( photo courtesy aceshowbiz.com )
Nicolas Winding Refn and Ryan Gosling team up for their second bloody go round after finding success and lauds for their 2011 car chase noir “Drive.” The teaming of the pair is a good one, a director with a hyper-stylized eye and a penchant for flourishes of quick bloody violence that would make Sam Peckinpah nod in appreciation; and a laconic actor, enigmatic and bristling, a brooding baby-faced brute if you will, capable of unspeakable savagery.
In “Drive,” the story was rooted in a true anti-hero, who comes to the aid of the hapless family next door. A simple set-up that plyed the darkest recesses of the black and white spectrum. Here though, there’s no true right and just corner, as those who seemingly mete out justice by disemboweling others later prove to be morally ambiguous and as the page turns, perhaps even the face of evil.
Mind you, there’s nothing wrong with moral ambiguity and grey areas, they can texture a film with piquant provocation and soul searching exploration; but when the motivational catalysts and driving tenets become hollow and arbitrary, the visceral connection that the filmmaker desires to forge with the audience gets lost on a sea of senseless violence.
That’s pretty much what happens here. Gosling’s Julian and his brother Billy (Tom Burke) are expats running a boxing gym in Bangkok, one that’s really a front for a drug trafficking ring run by their brassy mother (Kristin Scott Thomas). Right out of the gate, and playing the antithesis to the film’s title, Billy mentions he’s “got a date with the Devil,” runs off and rapes and brutally murders an underage sex worker. The local police chief, Chang (Vithaya Pansringarm) in retaliation allows the father of the girl to bludgeon Billy to death, and then cuts off the father’s arm for allowing his daughter to work in the sex trade.
So goes the film; and as Julian is ultimately enlisted by his mother to exact revenge, “Only God Forgives” settles into a blood feud between the transplanted Americans and Chang. Julian too becomes conflicted when he learns of his brother’s atrocity and there is the strange and titillating overture of sexual tension with Mom. Scott Thomas nearly steals every scene she’s in. Some are fine moments of weary female assertion, others skate dangerously close to “Mommy Dearest” camp. Then comes those moments that pop out of left field , such as when she meets Julian’s girlfriend (a dancer in a strip club) and refers to her as a “cum dumpster.”
It doesn’t matter the context, whenever Scott Thomas is onscreen, the film is alive.
Gosling as Julian here feels like a blanched-out version of his cool driver from “Drive.” Pansringarm’s stoic Chang practically floats through the movie — an arcane ghost. Sized up against the bigger, younger and more physically imposing Billy or Julian, Chang remains calm, poised and in command. His sangfroid is an eerie prelude to death and his lethal capabilities include a samurai saber covertly holstered along the spine of his back. When it comes out, someone bleeds in ample spurts.

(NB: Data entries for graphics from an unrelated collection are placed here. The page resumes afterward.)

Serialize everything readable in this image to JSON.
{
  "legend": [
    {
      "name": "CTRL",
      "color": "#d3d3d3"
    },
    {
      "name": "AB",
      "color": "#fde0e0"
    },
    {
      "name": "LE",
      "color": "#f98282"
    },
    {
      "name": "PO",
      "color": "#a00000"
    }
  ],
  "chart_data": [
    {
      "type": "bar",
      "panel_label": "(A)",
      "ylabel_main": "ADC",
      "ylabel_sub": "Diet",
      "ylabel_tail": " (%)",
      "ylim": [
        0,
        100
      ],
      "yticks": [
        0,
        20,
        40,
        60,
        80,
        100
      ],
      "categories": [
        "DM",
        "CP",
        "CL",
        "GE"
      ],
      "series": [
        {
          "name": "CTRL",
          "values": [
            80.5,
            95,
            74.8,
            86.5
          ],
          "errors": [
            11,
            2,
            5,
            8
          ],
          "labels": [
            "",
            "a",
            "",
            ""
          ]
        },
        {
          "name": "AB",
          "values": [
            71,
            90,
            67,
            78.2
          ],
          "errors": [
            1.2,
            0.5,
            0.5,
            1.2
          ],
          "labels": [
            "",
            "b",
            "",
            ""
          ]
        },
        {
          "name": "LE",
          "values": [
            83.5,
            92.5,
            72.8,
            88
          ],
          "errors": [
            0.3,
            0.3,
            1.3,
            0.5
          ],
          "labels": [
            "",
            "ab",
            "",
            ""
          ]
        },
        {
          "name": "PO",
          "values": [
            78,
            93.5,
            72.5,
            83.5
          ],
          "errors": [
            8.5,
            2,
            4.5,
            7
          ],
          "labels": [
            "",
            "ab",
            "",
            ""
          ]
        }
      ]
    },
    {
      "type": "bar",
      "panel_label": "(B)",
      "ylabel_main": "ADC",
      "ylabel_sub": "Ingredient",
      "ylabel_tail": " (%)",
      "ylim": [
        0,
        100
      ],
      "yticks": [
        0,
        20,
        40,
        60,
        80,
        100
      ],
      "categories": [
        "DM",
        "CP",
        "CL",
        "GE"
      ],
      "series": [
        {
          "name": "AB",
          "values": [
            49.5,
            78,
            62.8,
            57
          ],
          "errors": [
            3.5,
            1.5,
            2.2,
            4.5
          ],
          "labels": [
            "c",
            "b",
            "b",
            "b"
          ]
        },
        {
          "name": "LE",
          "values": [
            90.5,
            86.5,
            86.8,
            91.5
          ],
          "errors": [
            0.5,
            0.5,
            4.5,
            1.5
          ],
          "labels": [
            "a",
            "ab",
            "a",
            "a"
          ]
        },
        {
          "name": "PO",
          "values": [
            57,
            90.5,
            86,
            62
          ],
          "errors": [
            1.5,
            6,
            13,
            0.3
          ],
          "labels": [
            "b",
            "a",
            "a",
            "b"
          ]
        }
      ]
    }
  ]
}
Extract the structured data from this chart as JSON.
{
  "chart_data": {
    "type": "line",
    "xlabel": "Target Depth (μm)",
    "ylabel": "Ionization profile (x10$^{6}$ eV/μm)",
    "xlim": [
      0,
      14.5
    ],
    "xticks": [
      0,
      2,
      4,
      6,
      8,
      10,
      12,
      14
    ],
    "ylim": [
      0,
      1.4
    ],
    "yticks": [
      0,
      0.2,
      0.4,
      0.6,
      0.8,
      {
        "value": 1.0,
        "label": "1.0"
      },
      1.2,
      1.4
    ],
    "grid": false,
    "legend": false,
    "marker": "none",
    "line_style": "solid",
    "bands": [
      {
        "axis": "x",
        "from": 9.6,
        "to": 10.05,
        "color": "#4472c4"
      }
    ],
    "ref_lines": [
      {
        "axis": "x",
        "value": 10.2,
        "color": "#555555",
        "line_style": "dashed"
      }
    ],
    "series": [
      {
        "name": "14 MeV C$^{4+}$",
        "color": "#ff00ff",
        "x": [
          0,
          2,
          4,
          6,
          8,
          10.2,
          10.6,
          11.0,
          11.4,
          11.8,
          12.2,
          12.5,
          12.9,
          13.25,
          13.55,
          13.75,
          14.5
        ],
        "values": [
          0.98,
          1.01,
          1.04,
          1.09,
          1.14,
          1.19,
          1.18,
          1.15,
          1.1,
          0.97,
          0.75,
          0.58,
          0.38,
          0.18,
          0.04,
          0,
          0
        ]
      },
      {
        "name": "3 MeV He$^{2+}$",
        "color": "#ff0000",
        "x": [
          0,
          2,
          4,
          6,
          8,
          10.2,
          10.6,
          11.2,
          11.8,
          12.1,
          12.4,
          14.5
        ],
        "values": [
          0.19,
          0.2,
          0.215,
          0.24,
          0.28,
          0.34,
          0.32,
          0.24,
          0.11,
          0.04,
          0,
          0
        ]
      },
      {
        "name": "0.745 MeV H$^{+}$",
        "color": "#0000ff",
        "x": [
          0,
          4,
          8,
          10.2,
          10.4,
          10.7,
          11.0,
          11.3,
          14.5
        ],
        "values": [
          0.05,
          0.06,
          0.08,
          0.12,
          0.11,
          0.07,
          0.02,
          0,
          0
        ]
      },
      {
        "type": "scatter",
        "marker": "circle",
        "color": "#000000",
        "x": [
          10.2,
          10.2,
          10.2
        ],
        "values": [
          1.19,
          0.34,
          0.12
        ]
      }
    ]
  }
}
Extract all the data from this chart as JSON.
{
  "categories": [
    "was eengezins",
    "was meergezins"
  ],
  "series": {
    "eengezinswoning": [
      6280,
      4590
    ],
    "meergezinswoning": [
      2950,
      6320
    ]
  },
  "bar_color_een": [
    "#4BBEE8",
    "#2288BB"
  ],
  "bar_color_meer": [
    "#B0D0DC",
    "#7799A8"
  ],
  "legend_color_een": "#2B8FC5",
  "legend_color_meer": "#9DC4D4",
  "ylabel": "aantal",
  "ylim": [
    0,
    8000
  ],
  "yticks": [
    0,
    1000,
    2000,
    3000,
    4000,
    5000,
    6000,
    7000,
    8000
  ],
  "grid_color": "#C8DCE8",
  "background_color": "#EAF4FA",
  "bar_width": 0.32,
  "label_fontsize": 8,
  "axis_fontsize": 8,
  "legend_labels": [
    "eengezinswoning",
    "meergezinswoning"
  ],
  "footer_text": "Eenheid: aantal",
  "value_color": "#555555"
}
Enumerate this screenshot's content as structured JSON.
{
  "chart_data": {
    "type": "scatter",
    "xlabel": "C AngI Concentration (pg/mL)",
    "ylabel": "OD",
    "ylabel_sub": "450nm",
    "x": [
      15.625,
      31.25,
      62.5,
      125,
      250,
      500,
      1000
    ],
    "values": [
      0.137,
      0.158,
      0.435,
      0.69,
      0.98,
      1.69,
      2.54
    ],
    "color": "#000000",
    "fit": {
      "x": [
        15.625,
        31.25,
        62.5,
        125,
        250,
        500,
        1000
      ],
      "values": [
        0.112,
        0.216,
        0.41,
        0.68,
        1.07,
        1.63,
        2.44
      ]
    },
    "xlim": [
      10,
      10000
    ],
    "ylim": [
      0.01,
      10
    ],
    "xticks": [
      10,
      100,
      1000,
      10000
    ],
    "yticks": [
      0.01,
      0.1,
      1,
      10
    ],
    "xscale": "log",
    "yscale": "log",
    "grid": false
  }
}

Refn — who is Danish and made the devilishly taut prison film “Bronson” (that brought him and Thomas Hardy to a world audience’s attention in 2008) — has made films in LA, the UK and Asia and with timeframes that have spanned as far back as the Vikings (“Valhalla Rising”). At the heart of all of Refn’s work is always the embattled male, outside the bounds of the law and pressed up against a wall. His style too — long telescopic shots of red bathed hallways and dark rooms with jagged slashes of light to expose the emotion on the protagonist’s face, as well as his seamless integration of soundtrack, action and mood — has become signature. Still, the one thing that Refn should keep in mind is that no matter how broadly he trots the globe or how richly choreographed his arterial spray is in some underworld abyss, a story and its characters must have heart and soul.